Define $ g_i$ as the amount of goodbye received by friend $ i$, WLOG $ g_1 < g_2 < \cdots < g_{13}$ And $ k$ the number of times of Frederiks salutes. $ 10k=\sum_{i=1}^{13}{g_i}$ $ g_{13} \le k$ then $ 10k \le (g_{13}-12)+(g_{13}-11)+\cdots+(g_{13}-1)+g_{13}$ $ \le (k-12)+(k-11)+\cdots+(k-1)+k$ $ 0 \le 13k-78-10k$ $ 26 \le k$ and for the case $ k=26$ it is not difficult to find an example.
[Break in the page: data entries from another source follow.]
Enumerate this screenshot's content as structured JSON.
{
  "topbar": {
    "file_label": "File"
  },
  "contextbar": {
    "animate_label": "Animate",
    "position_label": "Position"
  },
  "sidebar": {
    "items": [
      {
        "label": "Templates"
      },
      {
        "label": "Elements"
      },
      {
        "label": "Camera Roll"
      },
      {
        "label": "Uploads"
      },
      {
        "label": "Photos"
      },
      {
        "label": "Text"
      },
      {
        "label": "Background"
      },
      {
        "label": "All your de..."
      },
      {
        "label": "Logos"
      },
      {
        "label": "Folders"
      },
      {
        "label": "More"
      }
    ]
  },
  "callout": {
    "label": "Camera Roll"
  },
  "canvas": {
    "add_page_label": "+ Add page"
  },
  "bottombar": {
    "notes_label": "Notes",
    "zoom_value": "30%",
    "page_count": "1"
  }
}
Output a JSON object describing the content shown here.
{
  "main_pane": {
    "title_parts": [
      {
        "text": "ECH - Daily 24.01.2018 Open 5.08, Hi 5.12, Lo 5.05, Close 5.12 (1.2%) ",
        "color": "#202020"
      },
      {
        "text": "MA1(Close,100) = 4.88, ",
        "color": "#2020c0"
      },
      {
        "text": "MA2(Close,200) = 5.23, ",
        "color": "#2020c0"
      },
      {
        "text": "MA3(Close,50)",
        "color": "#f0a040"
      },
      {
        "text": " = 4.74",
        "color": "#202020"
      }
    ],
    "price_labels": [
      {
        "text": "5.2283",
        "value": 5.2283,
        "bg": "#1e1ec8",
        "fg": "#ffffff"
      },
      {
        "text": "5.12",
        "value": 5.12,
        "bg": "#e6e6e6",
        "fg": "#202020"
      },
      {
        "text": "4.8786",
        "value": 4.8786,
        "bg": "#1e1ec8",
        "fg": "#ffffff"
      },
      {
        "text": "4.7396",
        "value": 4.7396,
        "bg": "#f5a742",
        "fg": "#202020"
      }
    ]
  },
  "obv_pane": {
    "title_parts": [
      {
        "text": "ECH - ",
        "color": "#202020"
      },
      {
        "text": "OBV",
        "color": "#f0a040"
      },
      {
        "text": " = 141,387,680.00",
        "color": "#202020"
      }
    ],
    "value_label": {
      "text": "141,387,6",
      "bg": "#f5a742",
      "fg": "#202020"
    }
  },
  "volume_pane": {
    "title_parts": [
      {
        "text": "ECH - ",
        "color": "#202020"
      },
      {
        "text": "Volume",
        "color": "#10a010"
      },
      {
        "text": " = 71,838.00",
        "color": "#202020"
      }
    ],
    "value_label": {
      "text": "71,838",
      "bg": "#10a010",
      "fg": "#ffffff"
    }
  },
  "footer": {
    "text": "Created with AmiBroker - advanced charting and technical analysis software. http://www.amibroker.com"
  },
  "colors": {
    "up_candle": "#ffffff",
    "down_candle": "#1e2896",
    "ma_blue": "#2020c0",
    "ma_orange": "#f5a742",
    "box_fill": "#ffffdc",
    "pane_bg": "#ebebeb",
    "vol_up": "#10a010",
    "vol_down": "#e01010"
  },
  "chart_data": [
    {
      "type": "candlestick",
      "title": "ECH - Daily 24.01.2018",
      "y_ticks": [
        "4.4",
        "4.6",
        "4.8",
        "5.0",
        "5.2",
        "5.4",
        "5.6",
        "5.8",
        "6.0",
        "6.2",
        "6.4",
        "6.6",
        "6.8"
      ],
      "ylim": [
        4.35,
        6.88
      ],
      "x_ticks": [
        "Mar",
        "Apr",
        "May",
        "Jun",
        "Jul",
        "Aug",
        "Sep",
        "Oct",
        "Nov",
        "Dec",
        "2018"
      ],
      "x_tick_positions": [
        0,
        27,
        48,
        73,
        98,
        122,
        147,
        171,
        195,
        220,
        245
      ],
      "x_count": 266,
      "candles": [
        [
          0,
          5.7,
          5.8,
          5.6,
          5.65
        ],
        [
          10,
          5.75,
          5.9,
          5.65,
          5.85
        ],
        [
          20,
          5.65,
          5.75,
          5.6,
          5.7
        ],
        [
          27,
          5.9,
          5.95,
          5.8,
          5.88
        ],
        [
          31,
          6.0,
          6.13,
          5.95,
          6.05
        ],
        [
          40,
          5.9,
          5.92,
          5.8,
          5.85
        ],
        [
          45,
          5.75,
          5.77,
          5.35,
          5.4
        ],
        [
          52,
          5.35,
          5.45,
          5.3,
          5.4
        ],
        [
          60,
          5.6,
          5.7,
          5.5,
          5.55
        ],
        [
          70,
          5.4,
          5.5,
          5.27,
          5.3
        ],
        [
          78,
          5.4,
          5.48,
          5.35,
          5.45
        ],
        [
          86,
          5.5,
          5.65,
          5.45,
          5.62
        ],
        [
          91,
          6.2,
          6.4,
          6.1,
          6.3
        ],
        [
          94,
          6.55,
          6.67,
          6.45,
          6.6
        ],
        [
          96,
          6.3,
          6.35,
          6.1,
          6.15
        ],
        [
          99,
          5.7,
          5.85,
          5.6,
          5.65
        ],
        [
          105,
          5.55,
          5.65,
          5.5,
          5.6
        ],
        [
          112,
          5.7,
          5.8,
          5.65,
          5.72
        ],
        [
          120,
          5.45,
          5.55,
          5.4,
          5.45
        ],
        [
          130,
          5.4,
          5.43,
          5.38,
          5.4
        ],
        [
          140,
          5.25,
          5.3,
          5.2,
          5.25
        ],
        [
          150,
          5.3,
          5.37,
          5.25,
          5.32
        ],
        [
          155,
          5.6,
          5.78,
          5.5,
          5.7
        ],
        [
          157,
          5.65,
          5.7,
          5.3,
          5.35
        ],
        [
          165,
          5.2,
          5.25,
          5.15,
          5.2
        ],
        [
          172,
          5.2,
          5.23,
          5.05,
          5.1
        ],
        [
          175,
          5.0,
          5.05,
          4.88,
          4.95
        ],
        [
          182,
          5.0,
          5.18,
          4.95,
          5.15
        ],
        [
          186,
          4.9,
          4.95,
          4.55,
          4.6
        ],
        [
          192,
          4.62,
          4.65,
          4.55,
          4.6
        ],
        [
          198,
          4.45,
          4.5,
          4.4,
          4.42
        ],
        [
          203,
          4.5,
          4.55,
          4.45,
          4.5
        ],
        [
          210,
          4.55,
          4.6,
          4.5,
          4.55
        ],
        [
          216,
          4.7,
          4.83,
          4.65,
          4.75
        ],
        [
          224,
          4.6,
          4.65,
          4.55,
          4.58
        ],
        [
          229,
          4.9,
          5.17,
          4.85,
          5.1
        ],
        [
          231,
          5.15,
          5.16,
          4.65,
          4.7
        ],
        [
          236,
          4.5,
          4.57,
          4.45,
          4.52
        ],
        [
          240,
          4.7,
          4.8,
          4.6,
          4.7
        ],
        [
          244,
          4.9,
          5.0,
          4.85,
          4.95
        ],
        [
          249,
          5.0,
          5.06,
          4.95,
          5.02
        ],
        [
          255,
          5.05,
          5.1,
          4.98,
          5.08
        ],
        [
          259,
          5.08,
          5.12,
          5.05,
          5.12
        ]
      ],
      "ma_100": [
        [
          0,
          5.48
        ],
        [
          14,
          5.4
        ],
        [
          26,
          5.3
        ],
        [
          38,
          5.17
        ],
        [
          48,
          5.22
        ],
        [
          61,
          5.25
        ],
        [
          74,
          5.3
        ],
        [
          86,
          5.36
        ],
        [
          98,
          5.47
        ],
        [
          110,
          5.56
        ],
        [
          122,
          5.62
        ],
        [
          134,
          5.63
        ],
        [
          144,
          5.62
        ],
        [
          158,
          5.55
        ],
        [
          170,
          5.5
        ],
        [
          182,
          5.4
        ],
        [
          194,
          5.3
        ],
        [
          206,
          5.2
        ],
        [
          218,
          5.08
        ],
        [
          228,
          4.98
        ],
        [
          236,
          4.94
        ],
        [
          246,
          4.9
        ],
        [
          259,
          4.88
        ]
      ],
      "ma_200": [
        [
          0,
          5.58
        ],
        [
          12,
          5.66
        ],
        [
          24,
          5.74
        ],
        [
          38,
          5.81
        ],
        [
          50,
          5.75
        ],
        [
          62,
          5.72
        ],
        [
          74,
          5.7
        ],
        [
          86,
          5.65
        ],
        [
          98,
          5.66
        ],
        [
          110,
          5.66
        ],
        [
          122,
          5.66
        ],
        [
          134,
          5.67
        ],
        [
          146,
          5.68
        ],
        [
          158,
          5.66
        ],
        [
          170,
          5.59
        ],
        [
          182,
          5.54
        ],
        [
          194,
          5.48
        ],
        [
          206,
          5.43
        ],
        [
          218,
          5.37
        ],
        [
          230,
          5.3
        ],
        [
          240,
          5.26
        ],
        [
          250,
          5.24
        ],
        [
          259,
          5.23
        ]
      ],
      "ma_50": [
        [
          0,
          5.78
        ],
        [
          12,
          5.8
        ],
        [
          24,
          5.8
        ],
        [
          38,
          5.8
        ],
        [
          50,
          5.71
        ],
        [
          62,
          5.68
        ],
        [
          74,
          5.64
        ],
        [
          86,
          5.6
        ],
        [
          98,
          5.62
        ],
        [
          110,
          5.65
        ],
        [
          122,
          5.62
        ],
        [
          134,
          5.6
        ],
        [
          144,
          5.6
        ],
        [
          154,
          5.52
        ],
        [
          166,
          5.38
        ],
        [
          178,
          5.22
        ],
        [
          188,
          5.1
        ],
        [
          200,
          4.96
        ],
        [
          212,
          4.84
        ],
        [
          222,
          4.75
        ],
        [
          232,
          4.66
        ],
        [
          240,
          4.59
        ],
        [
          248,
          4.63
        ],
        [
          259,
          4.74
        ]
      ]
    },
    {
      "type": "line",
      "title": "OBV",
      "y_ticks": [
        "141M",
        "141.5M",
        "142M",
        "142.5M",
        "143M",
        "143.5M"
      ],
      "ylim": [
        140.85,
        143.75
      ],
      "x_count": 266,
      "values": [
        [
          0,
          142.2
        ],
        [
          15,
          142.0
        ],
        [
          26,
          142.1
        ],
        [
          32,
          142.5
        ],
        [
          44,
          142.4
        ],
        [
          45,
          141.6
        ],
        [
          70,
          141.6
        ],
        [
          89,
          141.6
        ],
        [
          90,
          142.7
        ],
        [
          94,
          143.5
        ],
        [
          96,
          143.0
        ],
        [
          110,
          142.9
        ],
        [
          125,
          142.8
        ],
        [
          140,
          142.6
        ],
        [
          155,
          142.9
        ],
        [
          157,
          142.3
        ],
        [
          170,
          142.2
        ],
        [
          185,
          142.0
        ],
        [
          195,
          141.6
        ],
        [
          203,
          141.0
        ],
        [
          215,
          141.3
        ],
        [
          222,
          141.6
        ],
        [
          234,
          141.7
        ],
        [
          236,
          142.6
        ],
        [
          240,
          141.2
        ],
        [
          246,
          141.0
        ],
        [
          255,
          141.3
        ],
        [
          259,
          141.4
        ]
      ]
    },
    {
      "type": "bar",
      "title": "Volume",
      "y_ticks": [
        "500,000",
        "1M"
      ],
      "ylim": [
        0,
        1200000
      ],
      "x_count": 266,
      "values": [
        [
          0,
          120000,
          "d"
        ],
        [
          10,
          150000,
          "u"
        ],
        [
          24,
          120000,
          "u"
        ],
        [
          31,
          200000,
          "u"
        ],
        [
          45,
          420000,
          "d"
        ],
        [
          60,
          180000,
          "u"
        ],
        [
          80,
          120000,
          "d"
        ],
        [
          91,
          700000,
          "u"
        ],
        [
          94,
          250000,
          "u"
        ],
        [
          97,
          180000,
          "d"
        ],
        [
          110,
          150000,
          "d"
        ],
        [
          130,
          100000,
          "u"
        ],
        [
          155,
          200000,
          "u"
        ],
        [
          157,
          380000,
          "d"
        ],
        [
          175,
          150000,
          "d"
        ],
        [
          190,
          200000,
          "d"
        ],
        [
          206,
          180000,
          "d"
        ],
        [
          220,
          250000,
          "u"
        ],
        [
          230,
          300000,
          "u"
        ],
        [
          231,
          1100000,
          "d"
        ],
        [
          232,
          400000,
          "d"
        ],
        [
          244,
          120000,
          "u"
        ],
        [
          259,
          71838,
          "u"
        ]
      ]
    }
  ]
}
mszew wrote: ...and for the case $ k=26$ it is not difficult to find an example. That's what happens when you don't sit down and actually write down an example. Your argument until here is correct but not sharp. In fact only $k \ge 33$ is possible (and one can actually construct an example for $k=33$!). The point is that you forgot about the special rôle of the last friend to whom he only said goodbye in the last night i.e. only once! So you actually get $g_1=1$ and hence \[10k \le k+(k-1)+(k-2)+\dots+(k-11)+1=12k-65\]so that $k \ge 33$.

easy problem